Si miramos nuestro escudo nacional, podemos ver que es bastante complejo. Está lleno de detalles que escapan a nuestra mirada. El primer elemento (ubicado en la parte inferior) es una piedra, representa el corazón del hechicero Cópil, tal como señala uno de los documentos mexicas más antiguos, de la profecía de Cuauhtlequetzqui. Del corazón de Cópil brota el nopal que Florescano asocia con el “árbol cósmico” que sostenía al universo. Este nuevo “árbol” está lleno de tunas, las cuales simbolizan los corazones de los sacrificados. En lo alto se encuentra un águila devorando una serpiente; esta ave es un símbolo solar que alude a la fuerza de los mexicas, mientras que la serpiente representa a los pueblos agrícolas que fueron sometidos. 

El verdadero creador de la bandera nacional es un personaje al que la historia patria ha condenado al infierno, se llamó Agustín de Iturbide. Al proclamar el Plan de Iguala en febrero de 1821, estableció que los principios fundamentales del nuevo país serían la religión, la independencia y la unión, los cuales serían representados en un estandarte. La leyenda dice que José Magdaleno Ocampo, un sastre de Iguala, elaboró la primera Bandera Trigarante, la cual no incluía el águila y tenía los tres colores en forma diagonal, con una estrella dorada en cada uno de ellos.

Pero ¿Por qué estos tres colores? ¿Será verdad que Iturbide los tomó de una sandía? ¿O acaso será verdad que antes de la bandera nacional ya existía una muy parecida llamada Siera?

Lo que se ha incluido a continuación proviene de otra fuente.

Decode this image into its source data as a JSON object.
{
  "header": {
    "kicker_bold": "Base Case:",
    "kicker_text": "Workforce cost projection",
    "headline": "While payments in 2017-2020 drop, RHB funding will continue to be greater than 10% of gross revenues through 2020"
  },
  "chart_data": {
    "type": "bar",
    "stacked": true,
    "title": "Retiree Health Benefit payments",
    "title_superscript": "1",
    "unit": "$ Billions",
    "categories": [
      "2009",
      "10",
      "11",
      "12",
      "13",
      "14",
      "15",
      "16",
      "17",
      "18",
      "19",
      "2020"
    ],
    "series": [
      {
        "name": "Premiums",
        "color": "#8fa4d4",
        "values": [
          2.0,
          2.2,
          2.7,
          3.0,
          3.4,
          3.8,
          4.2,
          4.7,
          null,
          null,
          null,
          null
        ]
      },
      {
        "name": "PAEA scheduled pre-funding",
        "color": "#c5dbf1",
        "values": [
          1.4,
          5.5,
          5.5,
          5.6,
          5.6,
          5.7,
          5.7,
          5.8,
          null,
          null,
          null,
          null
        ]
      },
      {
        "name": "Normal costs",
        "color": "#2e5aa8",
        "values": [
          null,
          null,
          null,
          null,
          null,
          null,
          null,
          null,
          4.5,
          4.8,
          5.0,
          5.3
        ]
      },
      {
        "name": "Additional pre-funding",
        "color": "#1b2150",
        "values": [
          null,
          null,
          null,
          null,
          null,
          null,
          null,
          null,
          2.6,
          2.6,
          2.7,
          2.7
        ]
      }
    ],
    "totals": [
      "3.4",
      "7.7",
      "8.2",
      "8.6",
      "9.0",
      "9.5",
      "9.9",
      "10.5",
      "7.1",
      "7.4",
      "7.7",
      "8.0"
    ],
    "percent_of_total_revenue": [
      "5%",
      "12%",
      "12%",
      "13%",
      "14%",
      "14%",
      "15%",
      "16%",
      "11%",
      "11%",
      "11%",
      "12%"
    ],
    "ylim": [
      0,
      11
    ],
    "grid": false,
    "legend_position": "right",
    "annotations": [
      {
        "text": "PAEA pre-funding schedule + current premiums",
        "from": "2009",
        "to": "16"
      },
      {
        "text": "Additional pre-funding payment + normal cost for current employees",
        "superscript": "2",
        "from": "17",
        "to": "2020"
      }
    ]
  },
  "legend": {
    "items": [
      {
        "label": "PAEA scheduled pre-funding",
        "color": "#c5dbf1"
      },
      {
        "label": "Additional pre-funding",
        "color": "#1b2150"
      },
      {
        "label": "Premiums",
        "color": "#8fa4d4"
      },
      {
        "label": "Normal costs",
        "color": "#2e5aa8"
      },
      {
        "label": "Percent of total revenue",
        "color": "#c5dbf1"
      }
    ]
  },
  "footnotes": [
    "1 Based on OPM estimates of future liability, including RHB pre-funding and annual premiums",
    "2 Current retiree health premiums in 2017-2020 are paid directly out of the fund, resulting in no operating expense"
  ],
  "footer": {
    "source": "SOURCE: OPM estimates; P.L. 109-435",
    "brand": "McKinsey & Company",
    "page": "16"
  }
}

Iturbide decidió que el color blanco representará la religión, el verde la independencia y el rojo la unión entre españoles y mexicanos. Así es como el 2 de noviembre de 1821 nació la enseña patria. El significado de los colores cambió debido a la secularización del país, por el entonces Presidente Juárez, a partir de entonces el verde significa la Esperanza; Blanco la unidad y el rojo la sangre de los héroes.

Finalmente la Bandera Nacional representa nuestra identidad, nuestras raíces, el orgullo de ser mexicanos, de sentirnos identificados con nuestros seres queridos, de nuestra raza. Así que debemos respetar a nuestra bandera Nacional, que está más allá, pero mucho más allá, de los ideales e intereses de las personas que administran la nación  

Bibliografía:

La bandera mexicana. Breve historia de su formación y simbolismo FCE, 1998 Enrique Florescano.